Open Internet (EU Regulation) Regulations 2016

June 8, 2016

The Open Internet (EU Regulation) Regulations 2016 (SI 2016 No. 607) implement certain provisions of Regulation (EU) 2015/2120 of the European Parliament and of the Council of 25th November 2015 laying down measures concerning open internet access and amending Directive 2002/22/EC on universal service and users’ rights relating to electronic communications networks and services and Regulation (EU) No 531/2012 on roaming on public mobile communications networks within the Union (OJ No L 310, 26.11.2015, p 1).
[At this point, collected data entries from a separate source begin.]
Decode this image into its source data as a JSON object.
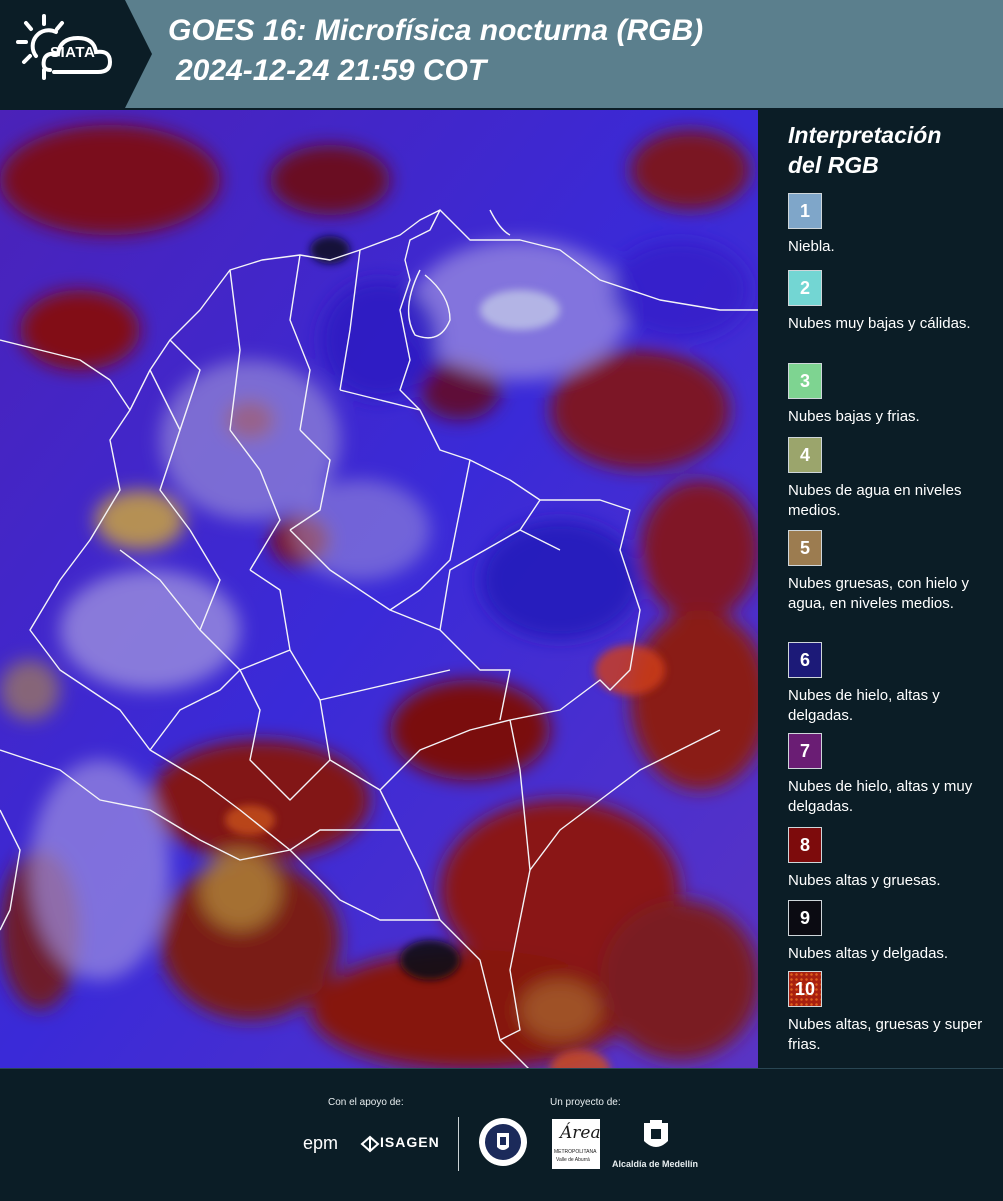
{
  "header": {
    "logo": "SIATA",
    "title_line1": "GOES 16: Microfísica nocturna (RGB)",
    "title_line2": "2024-12-24 21:59 COT"
  },
  "legend": {
    "title_line1": "Interpretación",
    "title_line2": "del RGB",
    "items": [
      {
        "n": "1",
        "label": "Niebla.",
        "color": "#7fa6c9"
      },
      {
        "n": "2",
        "label": "Nubes muy bajas y cálidas.",
        "color": "#73d6d3"
      },
      {
        "n": "3",
        "label": "Nubes bajas y frias.",
        "color": "#7ed491"
      },
      {
        "n": "4",
        "label": "Nubes de agua en niveles medios.",
        "color": "#9ba56c"
      },
      {
        "n": "5",
        "label": "Nubes gruesas, con hielo y agua, en niveles medios.",
        "color": "#9c7c50"
      },
      {
        "n": "6",
        "label": "Nubes de hielo, altas y delgadas.",
        "color": "#1c1a78"
      },
      {
        "n": "7",
        "label": "Nubes de hielo, altas y muy delgadas.",
        "color": "#6a1d74"
      },
      {
        "n": "8",
        "label": "Nubes altas y gruesas.",
        "color": "#7d0b0c"
      },
      {
        "n": "9",
        "label": "Nubes altas y delgadas.",
        "color": "#0b0b12"
      },
      {
        "n": "10",
        "label": "Nubes altas, gruesas y super frias.",
        "color": "#a8200f"
      }
    ]
  },
  "footer": {
    "support_label": "Con el apoyo de:",
    "project_label": "Un proyecto de:",
    "sponsor1": "epm",
    "sponsor2": "ISAGEN",
    "partner1": "Área Metropolitana Valle de Aburrá",
    "partner1_text": "Área",
    "partner1_sub": "METROPOLITANA",
    "partner1_sub2": "Valle de Aburrá",
    "partner2": "Alcaldía de Medellín"
  }
}
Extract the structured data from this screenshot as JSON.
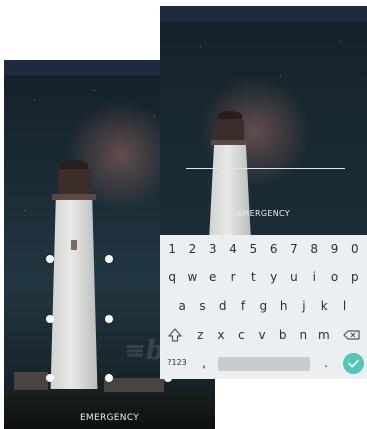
{
  "left_screen": {
    "emergency_label": "EMERGENCY",
    "pattern_dot_count": 9
  },
  "right_screen": {
    "emergency_label": "EMERGENCY",
    "keyboard": {
      "number_row": [
        "1",
        "2",
        "3",
        "4",
        "5",
        "6",
        "7",
        "8",
        "9",
        "0"
      ],
      "row1": [
        "q",
        "w",
        "e",
        "r",
        "t",
        "y",
        "u",
        "i",
        "o",
        "p"
      ],
      "row2": [
        "a",
        "s",
        "d",
        "f",
        "g",
        "h",
        "j",
        "k",
        "l"
      ],
      "row3": [
        "z",
        "x",
        "c",
        "v",
        "b",
        "n",
        "m"
      ],
      "symbols_label": "?123",
      "comma_label": ",",
      "period_label": "."
    }
  },
  "colors": {
    "accent": "#4fc8b4",
    "status_bar": "#1e2a40",
    "keyboard_bg": "#eceff1"
  },
  "icons": {
    "shift": "shift-icon",
    "backspace": "backspace-icon",
    "enter": "checkmark-icon"
  }
}
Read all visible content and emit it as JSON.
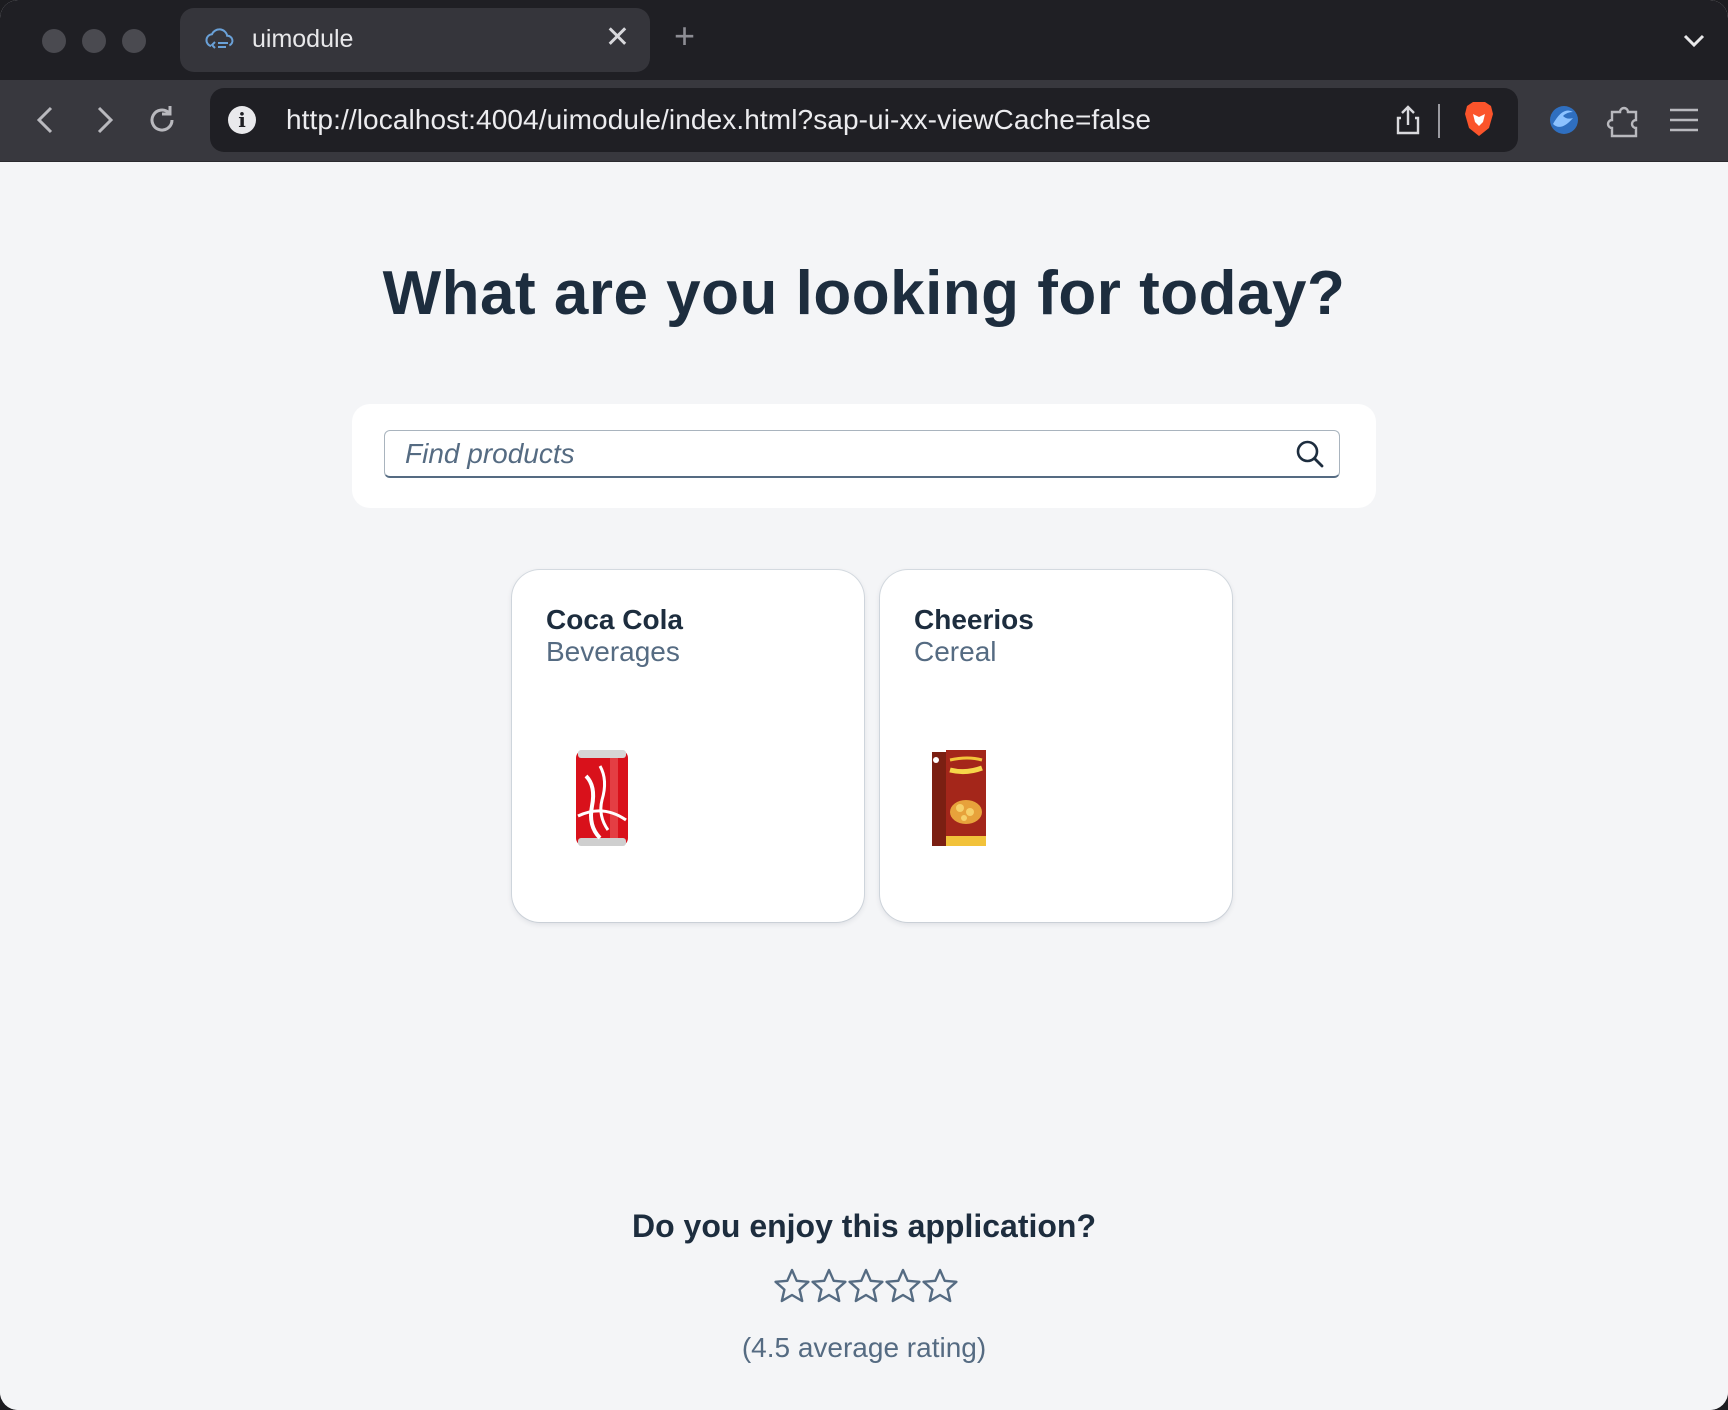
{
  "browser": {
    "tab": {
      "title": "uimodule",
      "icon": "cloud-code-icon"
    },
    "url": "http://localhost:4004/uimodule/index.html?sap-ui-xx-viewCache=false"
  },
  "page": {
    "headline": "What are you looking for today?",
    "search": {
      "placeholder": "Find products",
      "value": ""
    },
    "products": [
      {
        "name": "Coca Cola",
        "category": "Beverages",
        "image": "coca-cola-can-image"
      },
      {
        "name": "Cheerios",
        "category": "Cereal",
        "image": "cheerios-box-image"
      }
    ],
    "feedback": {
      "question": "Do you enjoy this application?",
      "stars_total": 5,
      "stars_selected": 0,
      "average_text": "(4.5 average rating)"
    }
  },
  "colors": {
    "heading": "#1d2d3e",
    "secondary_text": "#556b82",
    "page_background": "#f4f5f7",
    "brave_orange": "#fb542b"
  }
}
Regulations 2 and 3 make provision governing the giving of notifications and the sending of other documents.

Regulation 4 designates OFCOM as the national regulatory authority for the purposes of Articles 3, 4 and 5 of the EU Regulation.

Regulation 5 requires OFCOM, when performing its functions under the EU Regulation or these Regulations, to take due account of all applicable guidelines issued by BEREC in accordance with Article 5(3) of the EU Regulation.

Regulation 6 gives OFCOM the power to certify one or more monitoring mechanisms, as envisaged by Article 4(4) of the EU Regulation. Article 4(4) provides that any significant continuous or regularly recurring discrepancy, where established by a monitoring mechanism certified by the national regulatory authority, between the actual performance of an internet access service regarding speed or other quality of service parameters and the performance indicated by the provider in the contract, should be deemed to constitute non-conformity of performance for the purposes of triggering the remedies available to the consumer in accordance with national law. Guidelines issued by BEREC will specify criteria for and make recommendations in relation to such monitoring mechanisms. In accordance with reg 5, in certifying monitoring mechanisms, OFCOM must take due account of all applicable guidelines issued by BEREC.

Regulations 7 to 15 make provision for OFCOM to impose, modify or revoke requirements to ensure compliance with Articles 3 and 4 of the EU Regulation or to ensure the continued availability of non-discriminatory internet access services at levels of quality that reflect advances in technology. These Regulations also make provision concerning directions, approvals and consents, which can be given by OFCOM or another person, for the purposes of a requirement, and for consultation for requirements and for directions, approvals and consents.

Regulation 17 contains provisions relating to OFCOM’s powers to obtain information that they consider necessary for the purpose of carrying out their functions under the EU Regulation and these Regulations.

Regulation 19 provides for a notification procedure where OFCOM determine that there has been a breach of Articles 3, 4 or 5(2) of the EU Regulation or these Regulations.

Regulation 20 gives OFCOM the power to impose a penalty for a relevant breach. Regulation 21 provides for the amount of penalty which may be imposed under reg. 20. A penalty of up to £2,000,000 may be imposed for breach of an information requirement. A penalty of up to 10% of the turnover of ‘relevant business’ as defined in these Regulations may be imposed by OFCOM for all other breaches.

Regulation 22 provides for a confirmation procedure where OFCOM is satisfied that a person has been in breach of an obligation specified in a notification given under reg 19. A person who is given a confirmation decision is under a duty to comply with it. OFCOM can enforce that duty through civil proceedings.

Regulation 23 makes it a criminal offence to breach an information requirement and sets out the relevant penalties.

Regulation 24 specifies how the turnover of ‘relevant business’ is to be calculated for the purposes of regulation 21 of these Regulations.

Regulation 25 requires OFCOM to pay any financial penalties received under these Regulations into the Consolidated Fund.

Regulation 27 to 29 provide that a person affected by a decision of OFCOM (or, where relevant, another person) under the EU Regulation or these Regulations may appeal that decision to the Competition Appeal Tribunal. Decisions of the Competition Appeal Tribunal may be appealed on a point of law to the Court of Appeal or the Court of Session in Scotland.

Regulation 30 requires the Secretary of State to review the operation and effect of these Regulations and publish a report within five years after they come into force and within every five years after that.